A new approach to teaching students with special needs is taking shape as students around the country return to some form of schooling. With the COVID-19 pandemic bringing unique challenges already, experts fear children that need more intensive educational support are in danger of being left behind.
“He doesn’t have much receptive language. And he was starting to understand small things,” New York mother Kristen Teodoro told CBS News’ Jamie Wax. “He was starting to want to participate in group activities, which he’d never really wanted to do. And then COVID happened.”
Teodoro, whose 5-year-old son Hudson is on the autism spectrum, turned her concern into action and founded Hudson’s Helping Hands.” The nonprofit offers support to children with special needs by encouraging socialization and engagement within a group setting.

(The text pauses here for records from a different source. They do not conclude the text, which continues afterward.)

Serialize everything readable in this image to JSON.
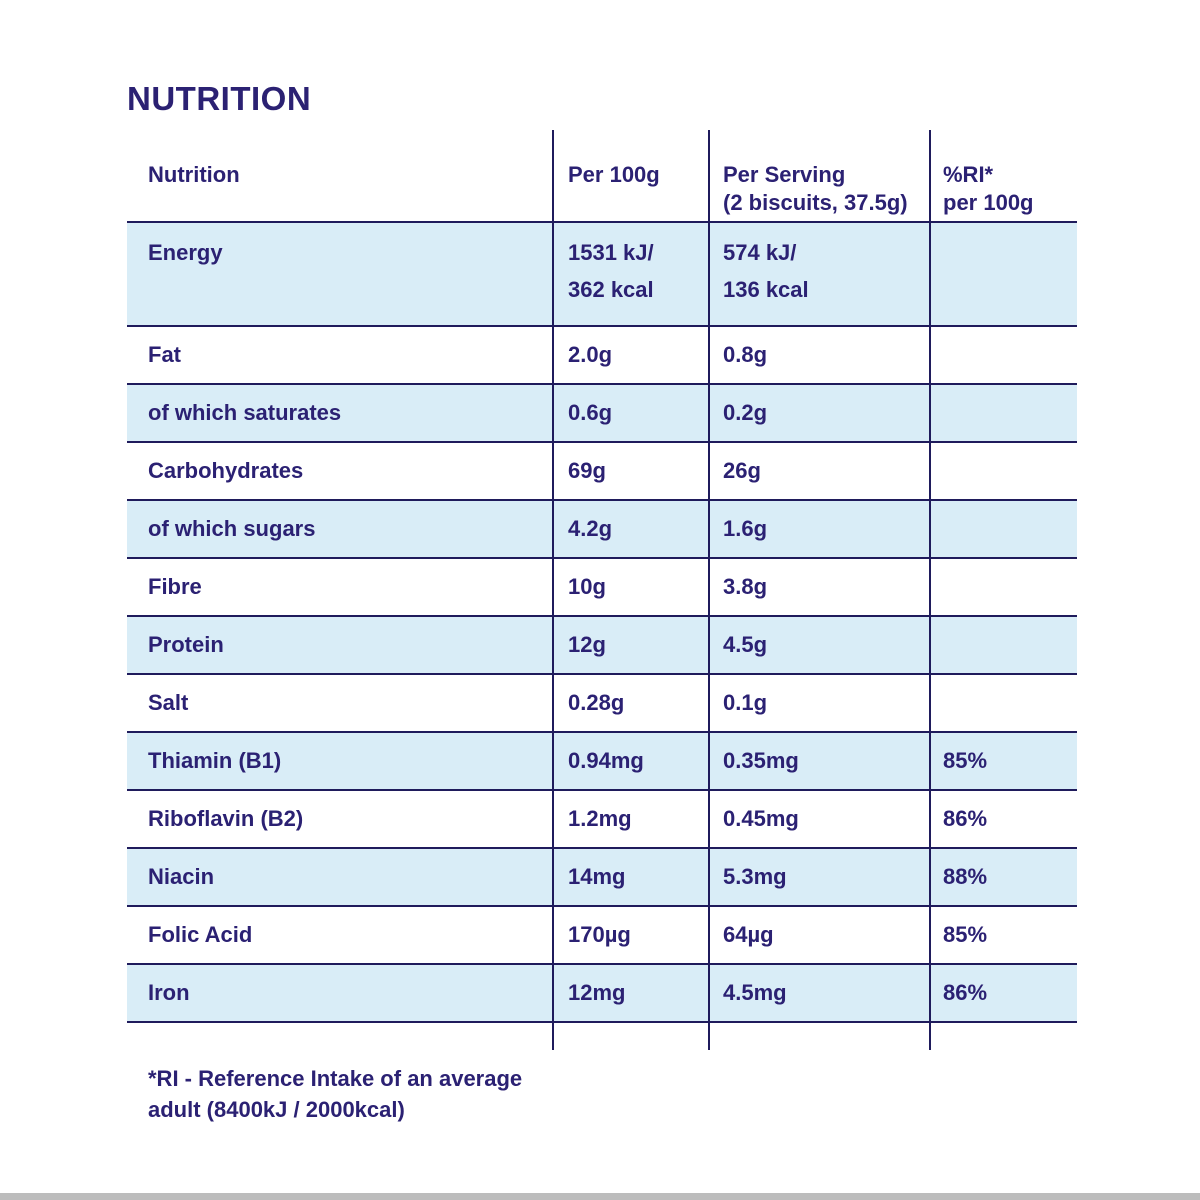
{
  "title": "NUTRITION",
  "colors": {
    "text_navy": "#2b2173",
    "line_navy": "#1f1b5c",
    "row_blue": "#d9edf7",
    "bottom_strip_gray": "#bcbcbc"
  },
  "table": {
    "headers": {
      "col0": "Nutrition",
      "col1": "Per 100g",
      "col2_line1": "Per Serving",
      "col2_line2": "(2 biscuits, 37.5g)",
      "col3_line1": "%RI*",
      "col3_line2": "per 100g"
    },
    "energy_row": {
      "name": "Energy",
      "per_100g_l1": "1531 kJ/",
      "per_100g_l2": "362 kcal",
      "per_serving_l1": "574 kJ/",
      "per_serving_l2": "136 kcal",
      "ri": ""
    },
    "rows": [
      {
        "name": "Fat",
        "per_100g": "2.0g",
        "per_serving": "0.8g",
        "ri": ""
      },
      {
        "name": "of which saturates",
        "per_100g": "0.6g",
        "per_serving": "0.2g",
        "ri": ""
      },
      {
        "name": "Carbohydrates",
        "per_100g": "69g",
        "per_serving": "26g",
        "ri": ""
      },
      {
        "name": "of which sugars",
        "per_100g": "4.2g",
        "per_serving": "1.6g",
        "ri": ""
      },
      {
        "name": "Fibre",
        "per_100g": "10g",
        "per_serving": "3.8g",
        "ri": ""
      },
      {
        "name": "Protein",
        "per_100g": "12g",
        "per_serving": "4.5g",
        "ri": ""
      },
      {
        "name": "Salt",
        "per_100g": "0.28g",
        "per_serving": "0.1g",
        "ri": ""
      },
      {
        "name": "Thiamin (B1)",
        "per_100g": "0.94mg",
        "per_serving": "0.35mg",
        "ri": "85%"
      },
      {
        "name": "Riboflavin (B2)",
        "per_100g": "1.2mg",
        "per_serving": "0.45mg",
        "ri": "86%"
      },
      {
        "name": "Niacin",
        "per_100g": "14mg",
        "per_serving": "5.3mg",
        "ri": "88%"
      },
      {
        "name": "Folic Acid",
        "per_100g": "170µg",
        "per_serving": "64µg",
        "ri": "85%"
      },
      {
        "name": "Iron",
        "per_100g": "12mg",
        "per_serving": "4.5mg",
        "ri": "86%"
      }
    ]
  },
  "footnote": {
    "line1": "*RI - Reference Intake of an average",
    "line2": "adult (8400kJ / 2000kcal)"
  }
}
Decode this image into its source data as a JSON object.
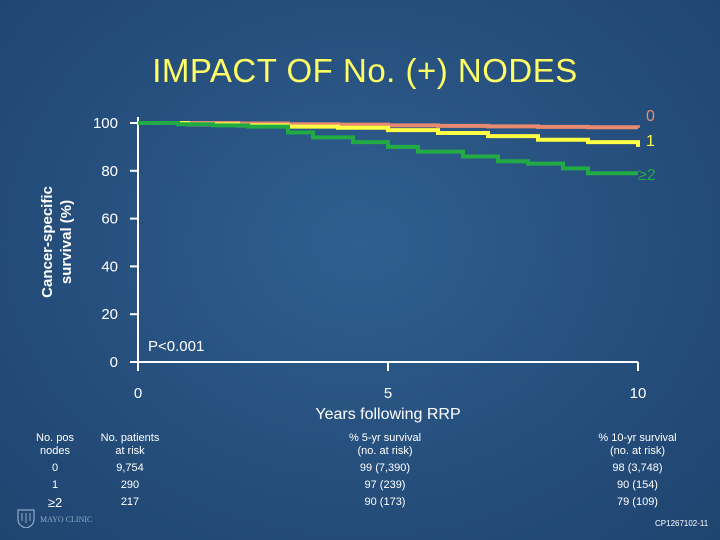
{
  "title": "IMPACT OF No. (+) NODES",
  "footer_code": "CP1267102-11",
  "logo_text": "MAYO CLINIC",
  "colors": {
    "background": "#264f7d",
    "title": "#ffff66",
    "axis": "#ffffff"
  },
  "chart_data": {
    "type": "line",
    "ylabel_lines": [
      "Cancer-specific",
      "survival (%)"
    ],
    "xlabel": "Years following RRP",
    "xlim": [
      0,
      10
    ],
    "ylim": [
      0,
      100
    ],
    "x_ticks": [
      0,
      5,
      10
    ],
    "y_ticks": [
      0,
      20,
      40,
      60,
      80,
      100
    ],
    "grid": false,
    "annotation": "P<0.001",
    "series": [
      {
        "name": "0",
        "color": "#e88a70",
        "points": [
          [
            0,
            100
          ],
          [
            1,
            100
          ],
          [
            2,
            99.8
          ],
          [
            3,
            99.5
          ],
          [
            4,
            99.3
          ],
          [
            5,
            99
          ],
          [
            6,
            98.8
          ],
          [
            7,
            98.6
          ],
          [
            8,
            98.4
          ],
          [
            9,
            98.2
          ],
          [
            10,
            98
          ]
        ]
      },
      {
        "name": "1",
        "color": "#ffff44",
        "points": [
          [
            0,
            100
          ],
          [
            1,
            99.5
          ],
          [
            2,
            99
          ],
          [
            3,
            98.5
          ],
          [
            4,
            98
          ],
          [
            5,
            97
          ],
          [
            6,
            95.8
          ],
          [
            7,
            94.5
          ],
          [
            8,
            93
          ],
          [
            9,
            92
          ],
          [
            10,
            90
          ]
        ]
      },
      {
        "name": "≥2",
        "color": "#22aa44",
        "points": [
          [
            0,
            100
          ],
          [
            0.5,
            100
          ],
          [
            0.8,
            99.5
          ],
          [
            1.5,
            99
          ],
          [
            2.2,
            98.5
          ],
          [
            3,
            96
          ],
          [
            3.5,
            94
          ],
          [
            4.3,
            92
          ],
          [
            5,
            90
          ],
          [
            5.6,
            88
          ],
          [
            6.5,
            86
          ],
          [
            7.2,
            84
          ],
          [
            7.8,
            83
          ],
          [
            8.5,
            81
          ],
          [
            9,
            79
          ],
          [
            10,
            79
          ]
        ]
      }
    ]
  },
  "risk_table": {
    "columns": [
      {
        "header": [
          "No. pos",
          "nodes"
        ],
        "rows": [
          "0",
          "1",
          "≥2"
        ]
      },
      {
        "header": [
          "No. patients",
          "at risk"
        ],
        "rows": [
          "9,754",
          "290",
          "217"
        ]
      },
      {
        "header": [
          "% 5-yr survival",
          "(no. at risk)"
        ],
        "rows": [
          "99 (7,390)",
          "97 (239)",
          "90 (173)"
        ]
      },
      {
        "header": [
          "% 10-yr survival",
          "(no. at risk)"
        ],
        "rows": [
          "98 (3,748)",
          "90 (154)",
          "79 (109)"
        ]
      }
    ]
  }
}
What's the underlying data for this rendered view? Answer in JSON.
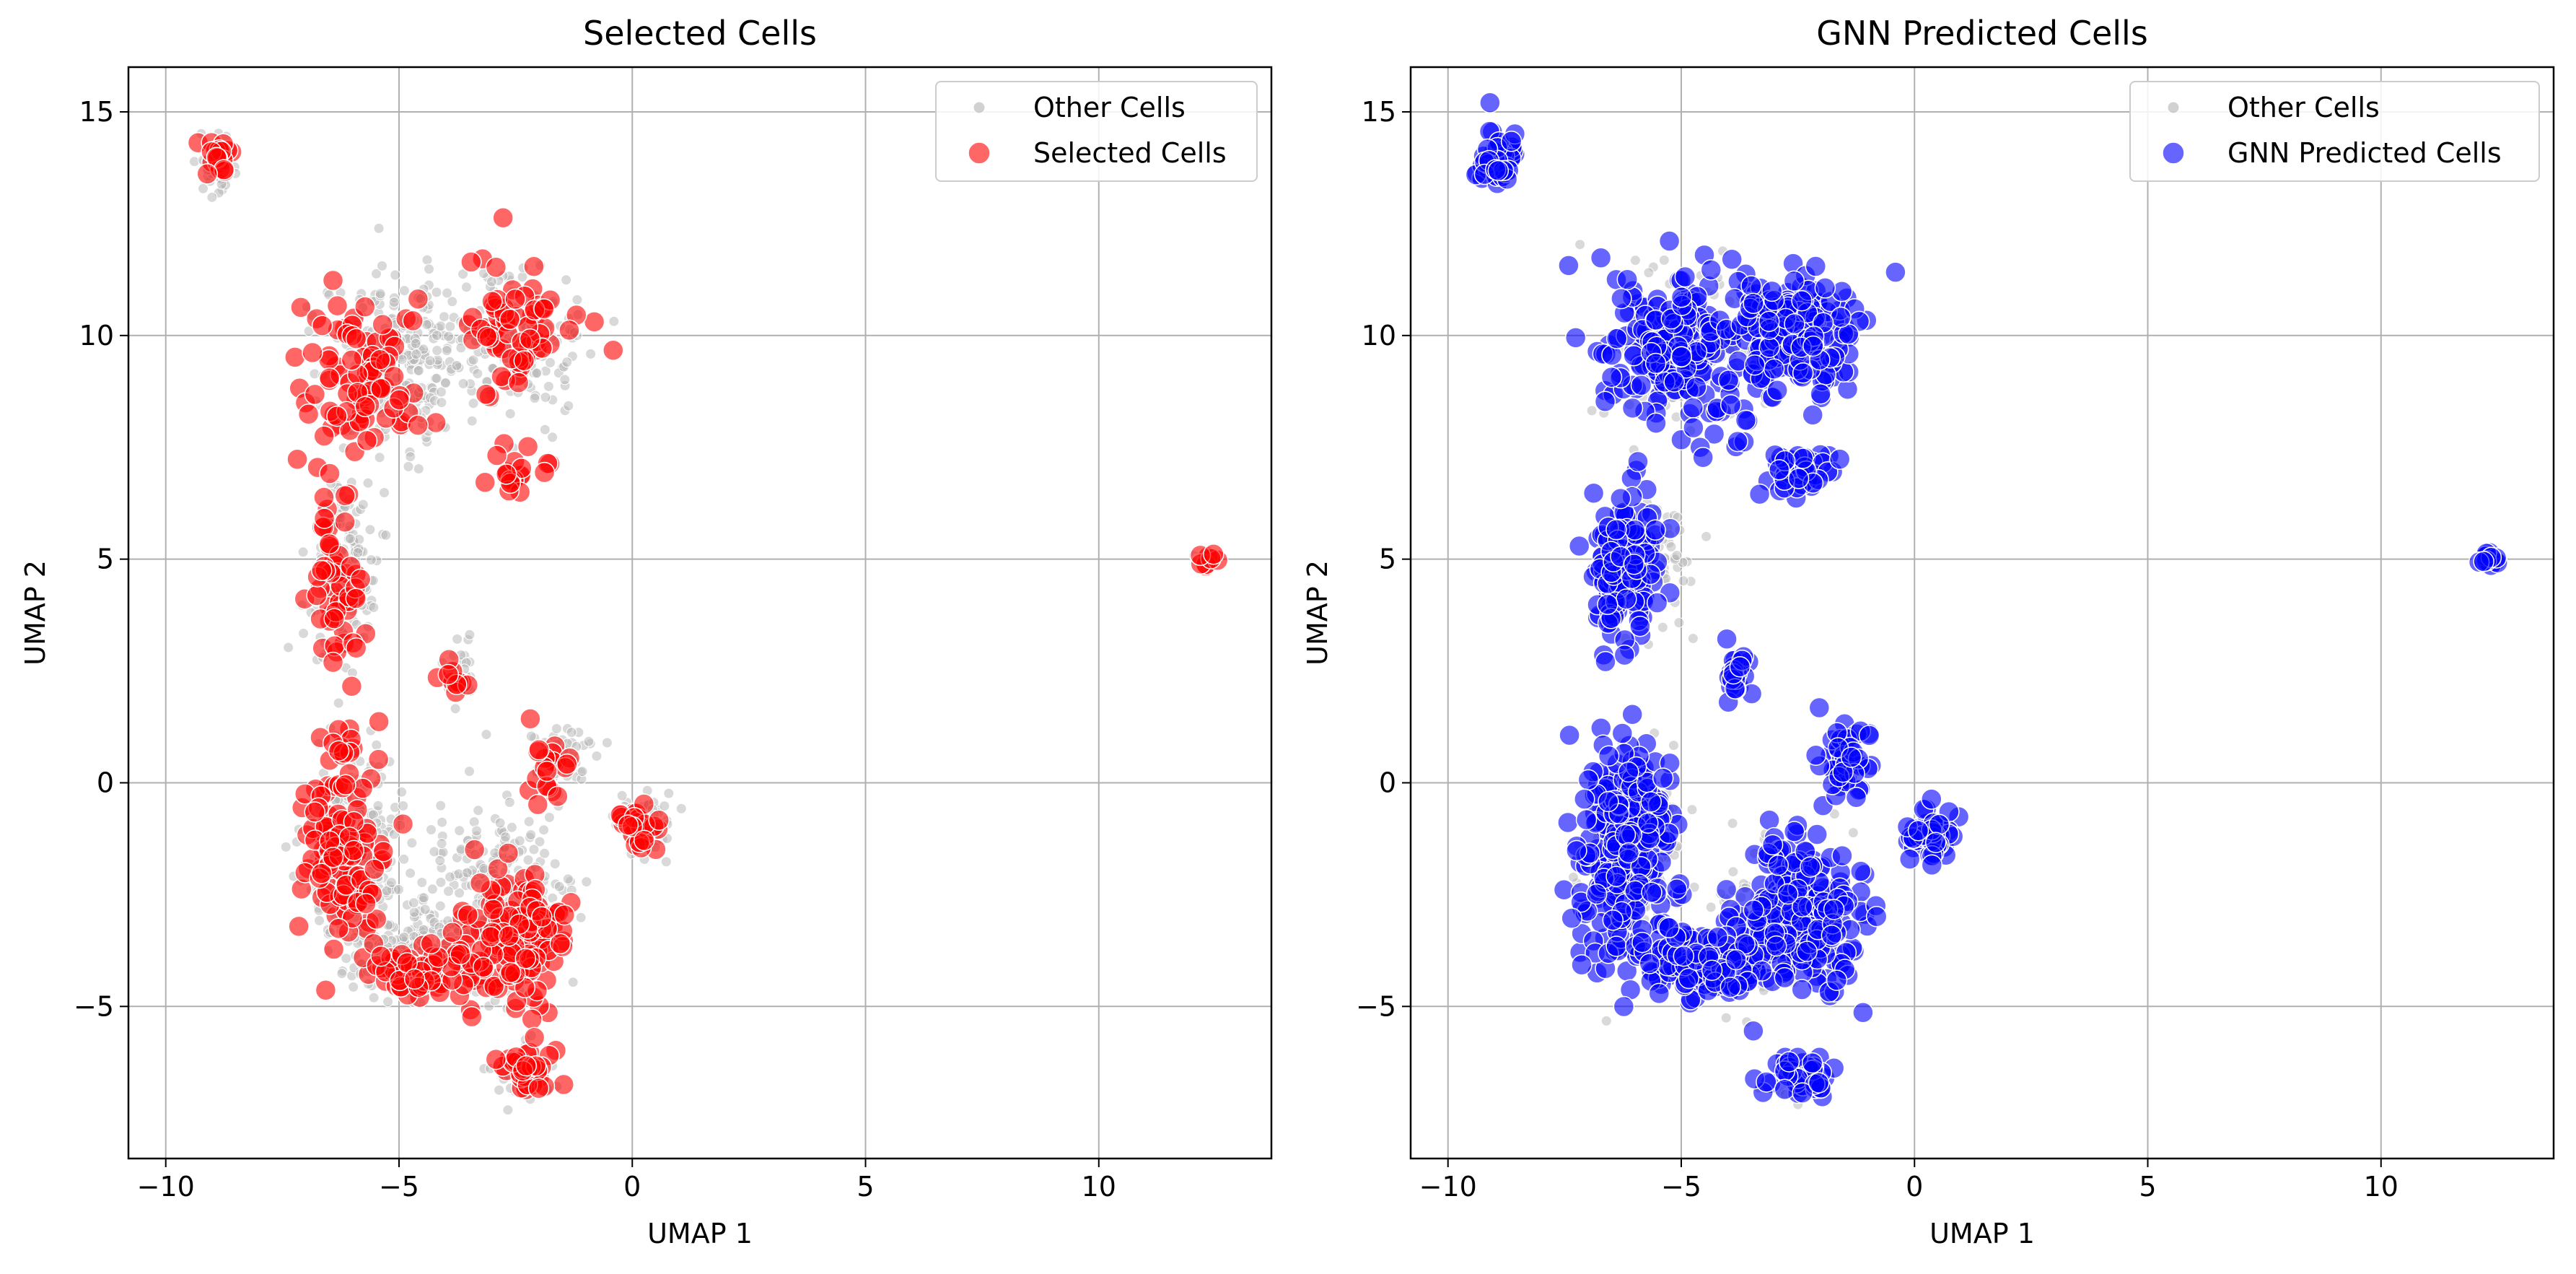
{
  "figure": {
    "background": "#ffffff"
  },
  "chart_data": [
    {
      "type": "scatter",
      "title": "Selected Cells",
      "xlabel": "UMAP 1",
      "ylabel": "UMAP 2",
      "xlim": [
        -10.8,
        13.7
      ],
      "ylim": [
        -8.4,
        16.0
      ],
      "xticks": [
        -10,
        -5,
        0,
        5,
        10
      ],
      "xtick_labels": [
        "−10",
        "−5",
        "0",
        "5",
        "10"
      ],
      "yticks": [
        -5,
        0,
        5,
        10,
        15
      ],
      "ytick_labels": [
        "−5",
        "0",
        "5",
        "10",
        "15"
      ],
      "grid": true,
      "legend_position": "top-right",
      "series": [
        {
          "name": "Other Cells",
          "color": "#b3b3b3",
          "alpha": 0.5,
          "marker": "small",
          "clusters": [
            {
              "cx": -5.0,
              "cy": 9.5,
              "sx": 1.3,
              "sy": 1.6,
              "n": 260
            },
            {
              "cx": -2.5,
              "cy": 9.8,
              "sx": 1.1,
              "sy": 1.3,
              "n": 170
            },
            {
              "cx": -6.2,
              "cy": 4.8,
              "sx": 0.6,
              "sy": 1.6,
              "n": 160
            },
            {
              "cx": -6.0,
              "cy": -1.5,
              "sx": 0.8,
              "sy": 2.0,
              "n": 300
            },
            {
              "cx": -2.8,
              "cy": -2.5,
              "sx": 1.2,
              "sy": 1.6,
              "n": 260
            },
            {
              "cx": -4.5,
              "cy": -3.8,
              "sx": 1.2,
              "sy": 0.8,
              "n": 200
            },
            {
              "cx": -2.4,
              "cy": -6.4,
              "sx": 0.5,
              "sy": 0.5,
              "n": 50
            },
            {
              "cx": 0.3,
              "cy": -1.0,
              "sx": 0.4,
              "sy": 0.6,
              "n": 55
            },
            {
              "cx": -1.5,
              "cy": 0.5,
              "sx": 0.6,
              "sy": 0.7,
              "n": 60
            },
            {
              "cx": -3.7,
              "cy": 2.5,
              "sx": 0.3,
              "sy": 0.6,
              "n": 30
            },
            {
              "cx": -8.9,
              "cy": 13.8,
              "sx": 0.4,
              "sy": 0.6,
              "n": 35
            },
            {
              "cx": 12.3,
              "cy": 5.0,
              "sx": 0.2,
              "sy": 0.15,
              "n": 15
            }
          ]
        },
        {
          "name": "Selected Cells",
          "color": "#ff0000",
          "alpha": 0.6,
          "marker": "large",
          "clusters": [
            {
              "cx": -5.8,
              "cy": 9.0,
              "sx": 1.1,
              "sy": 1.5,
              "n": 90
            },
            {
              "cx": -2.5,
              "cy": 10.2,
              "sx": 1.0,
              "sy": 1.2,
              "n": 70
            },
            {
              "cx": -2.5,
              "cy": 7.0,
              "sx": 0.6,
              "sy": 0.5,
              "n": 20
            },
            {
              "cx": -6.3,
              "cy": 4.5,
              "sx": 0.5,
              "sy": 1.5,
              "n": 55
            },
            {
              "cx": -6.2,
              "cy": -1.5,
              "sx": 0.7,
              "sy": 2.0,
              "n": 130
            },
            {
              "cx": -2.5,
              "cy": -3.5,
              "sx": 1.0,
              "sy": 1.2,
              "n": 140
            },
            {
              "cx": -4.5,
              "cy": -4.2,
              "sx": 0.9,
              "sy": 0.5,
              "n": 60
            },
            {
              "cx": -2.3,
              "cy": -6.4,
              "sx": 0.5,
              "sy": 0.4,
              "n": 35
            },
            {
              "cx": 0.2,
              "cy": -1.0,
              "sx": 0.35,
              "sy": 0.5,
              "n": 30
            },
            {
              "cx": -1.8,
              "cy": 0.5,
              "sx": 0.4,
              "sy": 0.7,
              "n": 20
            },
            {
              "cx": -3.8,
              "cy": 2.5,
              "sx": 0.2,
              "sy": 0.5,
              "n": 10
            },
            {
              "cx": -8.9,
              "cy": 14.0,
              "sx": 0.3,
              "sy": 0.4,
              "n": 18
            },
            {
              "cx": 12.3,
              "cy": 5.0,
              "sx": 0.2,
              "sy": 0.15,
              "n": 8
            }
          ]
        }
      ]
    },
    {
      "type": "scatter",
      "title": "GNN Predicted Cells",
      "xlabel": "UMAP 1",
      "ylabel": "UMAP 2",
      "xlim": [
        -10.8,
        13.7
      ],
      "ylim": [
        -8.4,
        16.0
      ],
      "xticks": [
        -10,
        -5,
        0,
        5,
        10
      ],
      "xtick_labels": [
        "−10",
        "−5",
        "0",
        "5",
        "10"
      ],
      "yticks": [
        -5,
        0,
        5,
        10,
        15
      ],
      "ytick_labels": [
        "−5",
        "0",
        "5",
        "10",
        "15"
      ],
      "grid": true,
      "legend_position": "top-right",
      "series": [
        {
          "name": "Other Cells",
          "color": "#b3b3b3",
          "alpha": 0.5,
          "marker": "small",
          "clusters": [
            {
              "cx": -5.0,
              "cy": 9.5,
              "sx": 1.3,
              "sy": 1.6,
              "n": 120
            },
            {
              "cx": -6.0,
              "cy": -1.5,
              "sx": 0.8,
              "sy": 2.0,
              "n": 120
            },
            {
              "cx": -3.0,
              "cy": -3.0,
              "sx": 1.2,
              "sy": 1.5,
              "n": 120
            },
            {
              "cx": -5.5,
              "cy": 5.0,
              "sx": 0.6,
              "sy": 1.5,
              "n": 60
            },
            {
              "cx": -2.6,
              "cy": -6.6,
              "sx": 0.5,
              "sy": 0.5,
              "n": 25
            }
          ]
        },
        {
          "name": "GNN Predicted Cells",
          "color": "#0000ff",
          "alpha": 0.6,
          "marker": "large",
          "clusters": [
            {
              "cx": -5.0,
              "cy": 9.6,
              "sx": 1.3,
              "sy": 1.5,
              "n": 230
            },
            {
              "cx": -2.4,
              "cy": 10.0,
              "sx": 1.0,
              "sy": 1.2,
              "n": 150
            },
            {
              "cx": -2.5,
              "cy": 7.0,
              "sx": 0.7,
              "sy": 0.5,
              "n": 40
            },
            {
              "cx": -6.2,
              "cy": 4.8,
              "sx": 0.6,
              "sy": 1.6,
              "n": 140
            },
            {
              "cx": -6.2,
              "cy": -1.5,
              "sx": 0.8,
              "sy": 2.1,
              "n": 300
            },
            {
              "cx": -2.5,
              "cy": -3.0,
              "sx": 1.1,
              "sy": 1.4,
              "n": 260
            },
            {
              "cx": -4.5,
              "cy": -4.0,
              "sx": 1.0,
              "sy": 0.6,
              "n": 120
            },
            {
              "cx": -2.5,
              "cy": -6.5,
              "sx": 0.5,
              "sy": 0.4,
              "n": 45
            },
            {
              "cx": 0.3,
              "cy": -1.2,
              "sx": 0.4,
              "sy": 0.55,
              "n": 50
            },
            {
              "cx": -1.5,
              "cy": 0.5,
              "sx": 0.5,
              "sy": 0.7,
              "n": 50
            },
            {
              "cx": -3.8,
              "cy": 2.4,
              "sx": 0.25,
              "sy": 0.6,
              "n": 22
            },
            {
              "cx": -8.9,
              "cy": 13.9,
              "sx": 0.35,
              "sy": 0.55,
              "n": 45
            },
            {
              "cx": 12.3,
              "cy": 5.0,
              "sx": 0.2,
              "sy": 0.15,
              "n": 18
            }
          ]
        }
      ]
    }
  ]
}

For health and safety, temperature checks are performed at the entrance, all parents are required to wear masks and group activities are conducted outdoors.
Teodoro founded the group earlier this year, during the initial months of the coronavirus pandemic, after safety lockdowns left her without resources to meet Hudson’s needs.
“A lot of schools in my area that were for special needs children decided that they weren’t opening,” she said.
While more than 7 million public school students in the U.S. receive special education like Hudson, only 20% of those students received the support they were entitled to during the pandemic.
The Long Island mother took matters into her own hands and sent out a post on her social media. Soon after getting a groundswell of volunteers, Teodoro decided she was “doing this.”
The CDC estimates one in 54 American children have autism spectrum disorder, and one in six are diagnosed with a developmental disability.
For those children, NYU Steinhart School Vice Dean Kristie Patten said, the pandemic was “an earthquake.”
“It was such a huge transition to take special education and move it home,” she said.
Patten said the idea that autistic individuals “don’t want to have friends, don’t want to be in social situations” is a common misconception.
“We know a lot of kids who thrive in those social situations, in addition to knowing they thrive on routine, and having a schedule,” Patten said.
For those children and others, having that schedule was disrupted by lockdowns and remote learning, as well as having peers “that connected with them.”
As for Teodoro, she said she hopes other parents step up to mend the disruption where school falls short.
“We’re our children’s biggest advocates. And if you want something done for your child, you have to do it yourself,” she said. “So I hope this inspires other parents to kind of, you know, take it into their own hands.”